Rutin and Quercetin Protect Bone Marrow Against Harms of Radiation Therapy

by | Apr 19, 2016 | 2014, Cancer, Quercetin

Written by Greg Arnold, DC, CSCS. Radiated mice who received quercetin and rutin had 23.6% less damage to their chromosomes than the “radiated-only” mice while the “radiated-only” mice had double the amount of chromosomes damage compared to the control group.

Radiation treatment in cancer patients has been shown to have “great impact” on cancer cells (1) but has a detrimental impact on DNA healthy tissue (2) and this is problematic for healthy tissues as DNA repair plays “critical roles” in protecting cells (3, 4). As a result, finding ways to ways to let radiation kill cancer cells but finding ways to protect healthy cells “is of immediate need.”

In a 2014 study (5), 16 Swiss albino mice weighing 25-30 grams each were put into 1 of 4 groups (4 mice in each group) for 5 days after which bone marrow samples were obtained and damage to chromosome (called “aberrations”) measured:

  • Radiation only: mice were radiated on day 5 “at a dose rate of 1.33 Gy/min and source‑to‑surface distance of 61 centimeters.”
  • Rutin and Quercetin only: each mouse was given rutin (20 milligrams per kilogram of bodyweight) and quercetin (20 mg/kg/bw) for 5 days with no radiation exposure.
  • Rutin and Quercetin before radiation: each mouse was given rutin (20 milligrams per kilogram of bodyweight) and quercetin (20 mg/kg/bw) for 5 days before radiation exposure on day 5.
  • Control group: No radiation and no rutin/quercetin.

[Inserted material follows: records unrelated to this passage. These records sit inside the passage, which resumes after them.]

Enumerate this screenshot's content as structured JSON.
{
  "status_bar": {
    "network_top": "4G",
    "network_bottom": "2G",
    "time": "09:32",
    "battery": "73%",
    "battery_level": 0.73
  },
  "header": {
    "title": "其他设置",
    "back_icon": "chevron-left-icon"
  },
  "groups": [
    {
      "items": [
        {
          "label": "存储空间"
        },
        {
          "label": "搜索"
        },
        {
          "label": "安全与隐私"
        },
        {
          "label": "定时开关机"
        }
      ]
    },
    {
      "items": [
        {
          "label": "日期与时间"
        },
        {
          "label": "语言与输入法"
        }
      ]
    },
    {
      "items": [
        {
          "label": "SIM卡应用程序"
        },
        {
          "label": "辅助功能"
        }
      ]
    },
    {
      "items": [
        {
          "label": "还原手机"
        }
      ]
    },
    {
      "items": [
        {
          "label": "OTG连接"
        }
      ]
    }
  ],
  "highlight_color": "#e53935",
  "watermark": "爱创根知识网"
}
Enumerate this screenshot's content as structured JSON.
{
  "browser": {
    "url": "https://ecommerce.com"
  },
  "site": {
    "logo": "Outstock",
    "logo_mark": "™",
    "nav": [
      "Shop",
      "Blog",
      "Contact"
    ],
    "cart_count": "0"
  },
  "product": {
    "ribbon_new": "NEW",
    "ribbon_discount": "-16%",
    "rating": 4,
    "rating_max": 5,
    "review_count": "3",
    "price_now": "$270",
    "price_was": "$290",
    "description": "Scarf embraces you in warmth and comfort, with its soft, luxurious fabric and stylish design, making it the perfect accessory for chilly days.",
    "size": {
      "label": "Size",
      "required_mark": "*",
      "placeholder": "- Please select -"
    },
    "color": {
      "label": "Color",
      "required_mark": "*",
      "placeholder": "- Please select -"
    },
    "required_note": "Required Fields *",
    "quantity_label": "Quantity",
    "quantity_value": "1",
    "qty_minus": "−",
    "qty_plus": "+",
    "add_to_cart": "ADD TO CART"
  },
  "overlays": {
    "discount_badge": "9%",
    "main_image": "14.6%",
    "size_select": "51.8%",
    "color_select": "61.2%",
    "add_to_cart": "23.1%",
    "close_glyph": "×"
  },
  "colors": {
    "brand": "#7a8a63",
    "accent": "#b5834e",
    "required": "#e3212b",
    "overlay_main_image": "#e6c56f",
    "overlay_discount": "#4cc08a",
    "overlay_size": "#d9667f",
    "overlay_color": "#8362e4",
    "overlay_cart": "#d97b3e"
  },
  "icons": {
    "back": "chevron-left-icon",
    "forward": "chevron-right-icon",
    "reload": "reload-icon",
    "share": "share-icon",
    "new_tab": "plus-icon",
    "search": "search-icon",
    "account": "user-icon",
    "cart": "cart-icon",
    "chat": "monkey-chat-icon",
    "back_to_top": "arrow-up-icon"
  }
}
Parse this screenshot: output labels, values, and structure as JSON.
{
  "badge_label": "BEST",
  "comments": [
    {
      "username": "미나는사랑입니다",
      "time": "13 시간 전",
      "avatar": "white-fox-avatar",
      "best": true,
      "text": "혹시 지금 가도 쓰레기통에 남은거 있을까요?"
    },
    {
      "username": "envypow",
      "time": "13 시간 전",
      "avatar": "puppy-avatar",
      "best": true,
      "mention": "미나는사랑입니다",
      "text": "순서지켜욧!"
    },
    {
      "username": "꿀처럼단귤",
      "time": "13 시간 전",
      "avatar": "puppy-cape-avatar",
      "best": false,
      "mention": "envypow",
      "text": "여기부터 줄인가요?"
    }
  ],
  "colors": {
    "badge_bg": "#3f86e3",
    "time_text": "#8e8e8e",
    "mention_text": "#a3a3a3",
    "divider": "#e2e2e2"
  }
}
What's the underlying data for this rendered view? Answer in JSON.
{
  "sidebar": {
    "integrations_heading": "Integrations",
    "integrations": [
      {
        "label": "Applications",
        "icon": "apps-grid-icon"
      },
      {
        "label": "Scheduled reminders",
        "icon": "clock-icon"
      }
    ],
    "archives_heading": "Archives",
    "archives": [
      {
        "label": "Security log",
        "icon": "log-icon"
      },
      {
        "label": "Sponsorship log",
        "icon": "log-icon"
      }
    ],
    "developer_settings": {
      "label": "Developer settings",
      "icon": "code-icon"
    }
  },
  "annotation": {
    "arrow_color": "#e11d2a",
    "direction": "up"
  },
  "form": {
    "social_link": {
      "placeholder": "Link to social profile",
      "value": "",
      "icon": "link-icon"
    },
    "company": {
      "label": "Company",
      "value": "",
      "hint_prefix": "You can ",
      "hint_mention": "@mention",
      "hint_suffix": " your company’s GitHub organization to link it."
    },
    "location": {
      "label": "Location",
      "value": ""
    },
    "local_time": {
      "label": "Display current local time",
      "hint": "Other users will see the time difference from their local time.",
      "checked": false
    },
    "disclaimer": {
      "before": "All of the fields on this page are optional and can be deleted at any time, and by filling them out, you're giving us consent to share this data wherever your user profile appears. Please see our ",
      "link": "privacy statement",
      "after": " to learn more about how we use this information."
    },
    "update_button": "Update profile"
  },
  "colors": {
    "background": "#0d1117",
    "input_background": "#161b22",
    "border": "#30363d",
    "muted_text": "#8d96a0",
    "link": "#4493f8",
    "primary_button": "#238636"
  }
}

Researchers found that mice in the radiation-only group had more than double the amount of chromosomal aberrations compared to the control group (2.12 versus 1.05, p < 0.05). For the supplemented groups, quercetin/rutin-only mice had 1.12 aberrations while rutin/quercetin-radiation mice had 23.6% lower aberrations than the radiation-only group (1.62 versus 2.12 aberrations, p < 0.05), showing a protective effect of rutin and quercetin on DNA health in the presence of radiation.

For the researchers, “Results from the present study suggest that rutin and quercetin, naturally occurring phenolic compounds, effectively protect cells against radiation‑induced genotoxicity.” In fact, previous research demonstrates that rutin can and does induce apoptosis in cancer cell lines. (6,7) During normal cell growth, flavonoids like rutin and quercetin serve as a protective agents by supporting the production and activity of other antioxidants within the cell to combat oxidative onslaughts. However, if the cell is already damaged ( i.e. in the case of cancer), flavonoids generally follow a different pathway and promote cell death or arrest cell growth and division. (7, 8)

Source: Patil, Shrikant L., Nageshwar B. Rao, H. M. Somashekarappa, and K. P. Rajashekhar. “Antigenotoxic potential of rutin and quercetin in Swiss mice exposed to gamma radiation.” Biomed J 37, no. 5 (2014): 305-313.

Posted April 19, 2016.

References:

  1. Essers J, van Steeg H, de Wit J, Swagemakers SM, Vermeij M, Hoeijmakers JH, et al. Homologous and non‑homologous recombination differentially affect DNA damage repair in mice. EMBO J 2000;19:1703‑10.
  2. Hall EJ. Acute effects of total‑body irradiation, Radiobiology for the Radiologist. 2nd ed. Philadelphia, PA: Lippincott Williams and Wilkins; 2000. p. 42‑59
  3. Seo YR, Kelley MR, Smith ML. Selenomethionine regulation of p53 by a ref1‑dependent redox mechanism. Proc Natl Acad Sci U S A 2002;99:14548‑53
  4. Jung HJ, Kim EH, Mun JY, Park S, Smith ML, Han SS, et al. Base excision DNA repair defect in Gadd45a‑deficient cells. Oncogene 2007;26:7517‑25
  5. Patil SL. Antigenotoxic potential of rutin and quercetin in Swiss mice exposed to gamma radiation. Biomed J 2014 Sep-Oct;37(5):305-13. doi: 10.4103/2319-4170.132880
  6. Pathak S, et al. Ruta 6 selectively induces cell death in brain cancer cells but proliferation in normal peripheral blood lymphocytes: A novel treatment for human brain cancer. Int J Oncol. 2003 Oct;23(4):975-82.
  7. Perk AA, et al. Rutin mediated targeting of signaling machinery in cancer cells. Cancer Cell Int. 2014 Nov 30;14(1):124.
  8. Yao H, et al. Dietary flavonoids as cancer prevention agents. J Environ Sci Health C Environ Carcinog Ecotoxicol Rev. 2011;29(1):1-31.